I think CA Dac Magic 200M is roon tested. I guess my real question, if the roon tested device is recognised roon loads the defaults for the specific device? (it would be logic to do so)
That is the default I have always found for any DAC I have directly plugged into a Mac running Roon (including things that are not Roon tested). To do otherwise would be storing up a lot of trouble for the customer support guys
IIRC, it depends on which interface is enabled in Settings > Audio. (I no longer have a Mac, so can’t confirm, but I think there’s System Output and Core Audio.)
I think all of them are CoreAudio, that is the driver name like ALSA. System output can be routed to any audio card (Dac) but when Roon (or another app, Tidal for example) does request the Dac the system should know and free the Dac for the app that is using it. I think in Ventura 13.0 there was a bug where Mac OS would not free the dac for roon and roon on stop would not free the dac for system. You had to reboot the dac every time you wanted to play one way after another.
Unless things have changed in the past few months, macOS has System Output and CoreAudio devices.
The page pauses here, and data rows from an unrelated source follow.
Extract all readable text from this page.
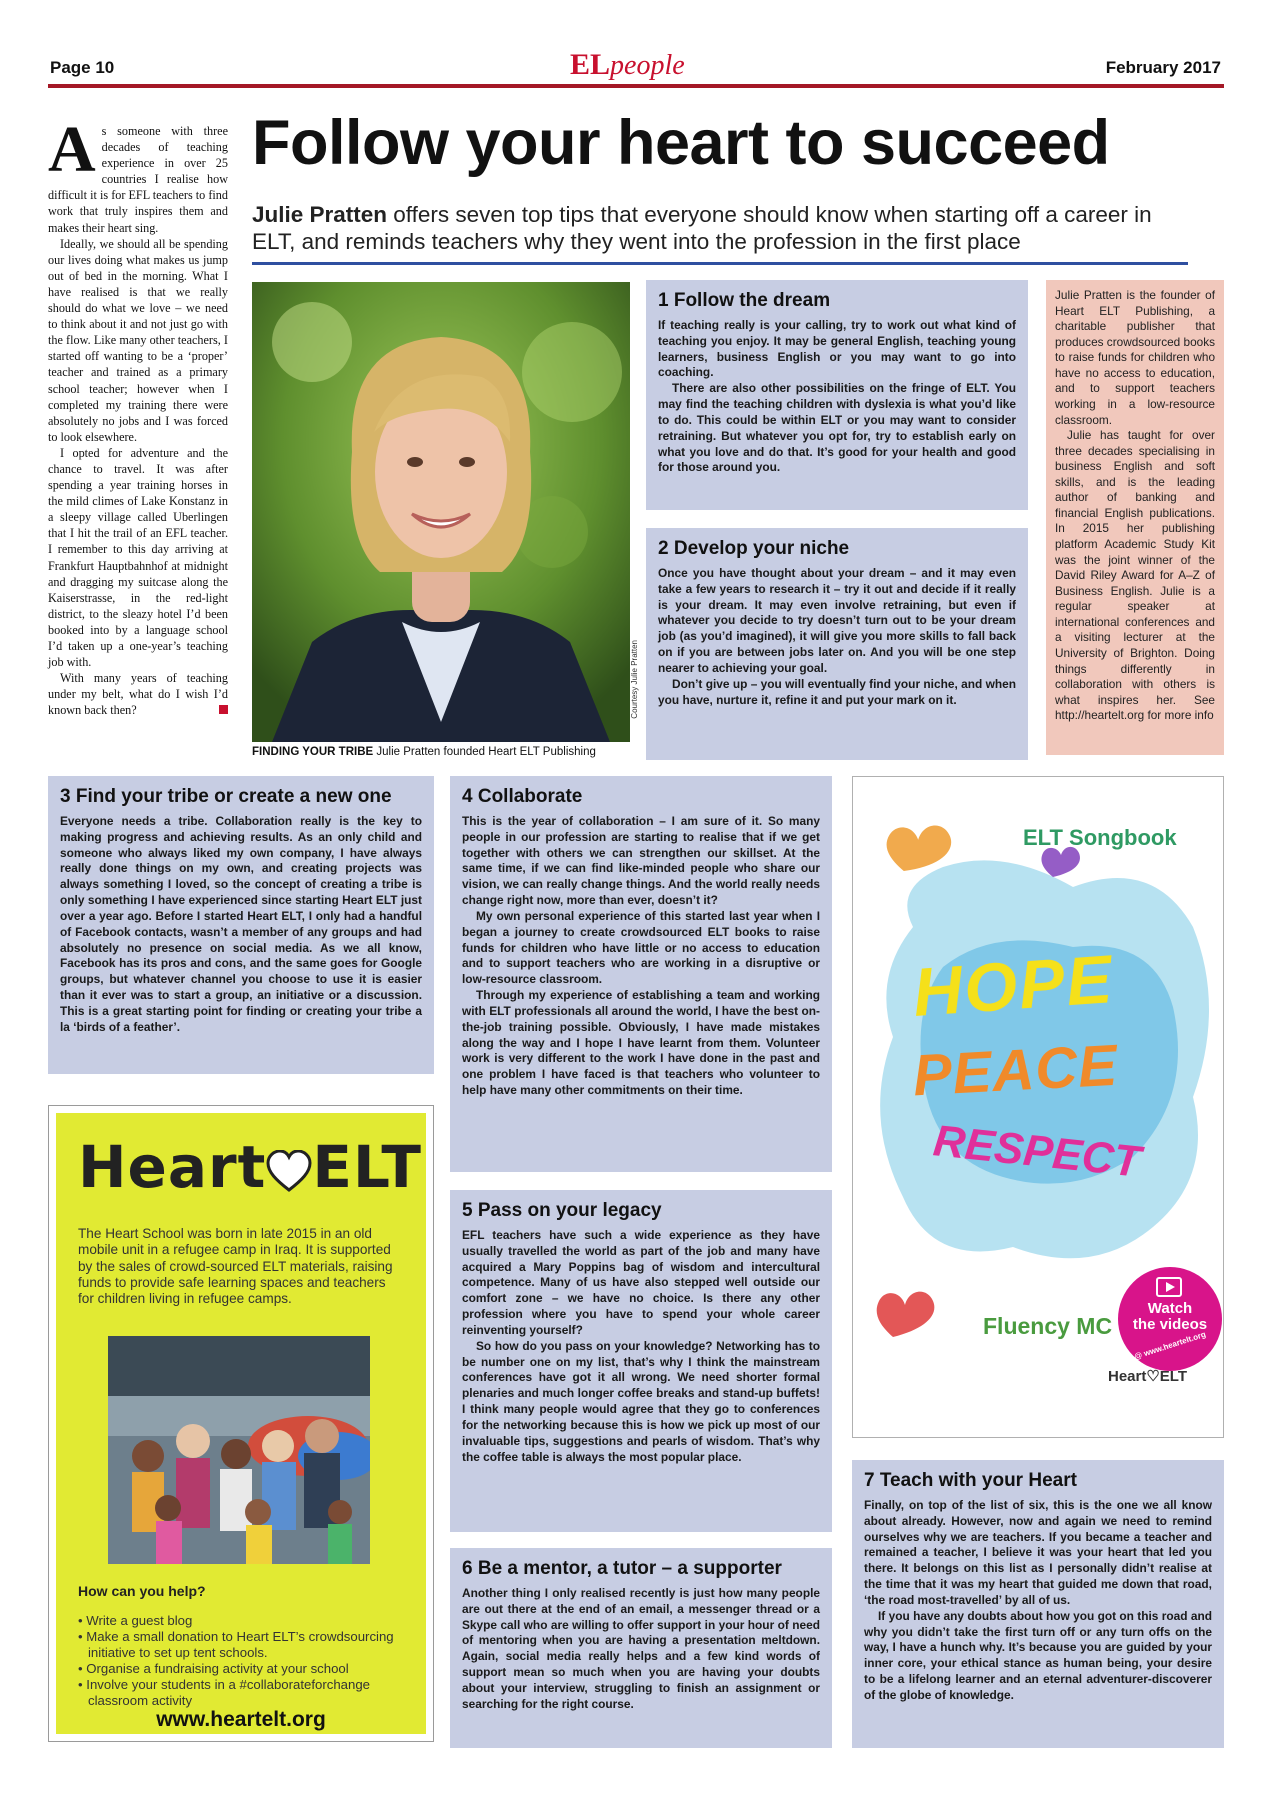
Page 10	ELpeople	February 2017

As someone with three decades of teaching experience in over 25 countries I realise how difficult it is for EFL teachers to find work that truly inspires them and makes their heart sing.

Ideally, we should all be spending our lives doing what makes us jump out of bed in the morning. What I have realised is that we really should do what we love – we need to think about it and not just go with the flow. Like many other teachers, I started off wanting to be a ‘proper’ teacher and trained as a primary school teacher; however when I completed my training there were absolutely no jobs and I was forced to look elsewhere.

I opted for adventure and the chance to travel. It was after spending a year training horses in the mild climes of Lake Konstanz in a sleepy village called Uberlingen that I hit the trail of an EFL teacher. I remember to this day arriving at Frankfurt Hauptbahnhof at midnight and dragging my suitcase along the Kaiserstrasse, in the red-light district, to the sleazy hotel I’d been booked into by a language school I’d taken up a one-year’s teaching job with.

With many years of teaching under my belt, what do I wish I’d known back then?

Follow your heart to succeed
Julie Pratten offers seven top tips that everyone should know when starting off a career in ELT, and reminds teachers why they went into the profession in the first place
Courtesy Julie Pratten
FINDING YOUR TRIBE Julie Pratten founded Heart ELT Publishing
1 Follow the dream

If teaching really is your calling, try to work out what kind of teaching you enjoy. It may be general English, teaching young learners, business English or you may want to go into coaching.

There are also other possibilities on the fringe of ELT. You may find the teaching children with dyslexia is what you’d like to do. This could be within ELT or you may want to consider retraining. But whatever you opt for, try to establish early on what you love and do that. It’s good for your health and good for those around you.

2 Develop your niche

Once you have thought about your dream – and it may even take a few years to research it – try it out and decide if it really is your dream. It may even involve retraining, but even if whatever you decide to try doesn’t turn out to be your dream job (as you’d imagined), it will give you more skills to fall back on if you are between jobs later on. And you will be one step nearer to achieving your goal.

Don’t give up – you will eventually find your niche, and when you have, nurture it, refine it and put your mark on it.

Julie Pratten is the founder of Heart ELT Publishing, a charitable publisher that produces crowdsourced books to raise funds for children who have no access to education, and to support teachers working in a low-resource classroom.

Julie has taught for over three decades specialising in business English and soft skills, and is the leading author of banking and financial English publications. In 2015 her publishing platform Academic Study Kit was the joint winner of the David Riley Award for A–Z of Business English. Julie is a regular speaker at international conferences and a visiting lecturer at the University of Brighton. Doing things differently in collaboration with others is what inspires her. See http://heartelt.org for more info

3 Find your tribe or create a new one

Everyone needs a tribe. Collaboration really is the key to making progress and achieving results. As an only child and someone who always liked my own company, I have always really done things on my own, and creating projects was always something I loved, so the concept of creating a tribe is only something I have experienced since starting Heart ELT just over a year ago. Before I started Heart ELT, I only had a handful of Facebook contacts, wasn’t a member of any groups and had absolutely no presence on social media. As we all know, Facebook has its pros and cons, and the same goes for Google groups, but whatever channel you choose to use it is easier than it ever was to start a group, an initiative or a discussion. This is a great starting point for finding or creating your tribe a la ‘birds of a feather’.

4 Collaborate

This is the year of collaboration – I am sure of it. So many people in our profession are starting to realise that if we get together with others we can strengthen our skillset. At the same time, if we can find like-minded people who share our vision, we can really change things. And the world really needs change right now, more than ever, doesn’t it?

My own personal experience of this started last year when I began a journey to create crowdsourced ELT books to raise funds for children who have little or no access to education and to support teachers who are working in a disruptive or low-resource classroom.

Through my experience of establishing a team and working with ELT professionals all around the world, I have the best on-the-job training possible. Obviously, I have made mistakes along the way and I hope I have learnt from them. Volunteer work is very different to the work I have done in the past and one problem I have faced is that teachers who volunteer to help have many other commitments on their time.

5 Pass on your legacy

EFL teachers have such a wide experience as they have usually travelled the world as part of the job and many have acquired a Mary Poppins bag of wisdom and intercultural competence. Many of us have also stepped well outside our comfort zone – we have no choice. Is there any other profession where you have to spend your whole career reinventing yourself?

So how do you pass on your knowledge? Networking has to be number one on my list, that’s why I think the mainstream conferences have got it all wrong. We need shorter formal plenaries and much longer coffee breaks and stand-up buffets! I think many people would agree that they go to conferences for the networking because this is how we pick up most of our invaluable tips, suggestions and pearls of wisdom. That’s why the coffee table is always the most popular place.

6 Be a mentor, a tutor – a supporter

Another thing I only realised recently is just how many people are out there at the end of an email, a messenger thread or a Skype call who are willing to offer support in your hour of need of mentoring when you are having a presentation meltdown. Again, social media really helps and a few kind words of support mean so much when you are having your doubts about your interview, struggling to finish an assignment or searching for the right course.

7 Teach with your Heart

Finally, on top of the list of six, this is the one we all know about already. However, now and again we need to remind ourselves why we are teachers. If you became a teacher and remained a teacher, I believe it was your heart that led you there. It belongs on this list as I personally didn’t realise at the time that it was my heart that guided me down that road, ‘the road most-travelled’ by all of us.

If you have any doubts about how you got on this road and why you didn’t take the first turn off or any turn offs on the way, I have a hunch why. It’s because you are guided by your inner core, your ethical stance as human being, your desire to be a lifelong learner and an eternal adventurer-discoverer of the globe of knowledge.

Heart ELT
The Heart School was born in late 2015 in an old mobile unit in a refugee camp in Iraq. It is supported by the sales of crowd-sourced ELT materials, raising funds to provide safe learning spaces and teachers for children living in refugee camps.
How can you help?
• Write a guest blog
• Make a small donation to Heart ELT’s crowdsourcing initiative to set up tent schools.
• Organise a fundraising activity at your school
• Involve your students in a #collaborateforchange classroom activity
www.heartelt.org
ELT Songbook
HOPE
PEACE
RESPECT
Fluency MC
Watch
the videos
@ www.heartelt.org
Heart♡ELT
If System Audio is enabled, and a DAC is connected, audio will be heard through the DAC, but it isn’t exclusive mode, and the signal path goes through the OS mixer.
Nothing changed, it was my impression that system output just uses the audio card selected on the system settings of the os. So same CoreAudio Driver but just is named System Output
I now have an iFi hip dac connected to the mini where the Roon Core is. I can select in os the hip dac and roon can play to that (better not to use it as in this case I think goes thru the os audio processing, the green dot in signal path)
Unfortunately my dac, Ayre qb-9, is not on Roon’s list but that doesn’t really affect my setup/settings. The screenshots that Traian posted are the same as what I would have posted to show the issue. Now that I know where the speaker sign should be in the Mac mini’s audio midi setup window, I believe my concern is alleviated. I am using Roon’s exclusive mode and the signal path shown in Roon looks correct.
This is not the situation. Roon doesn’t have exclusive control of the DAC, and the signal can be altered by the OS mixer. This shouldn’t be used unless, for example, you want to hear system notifications.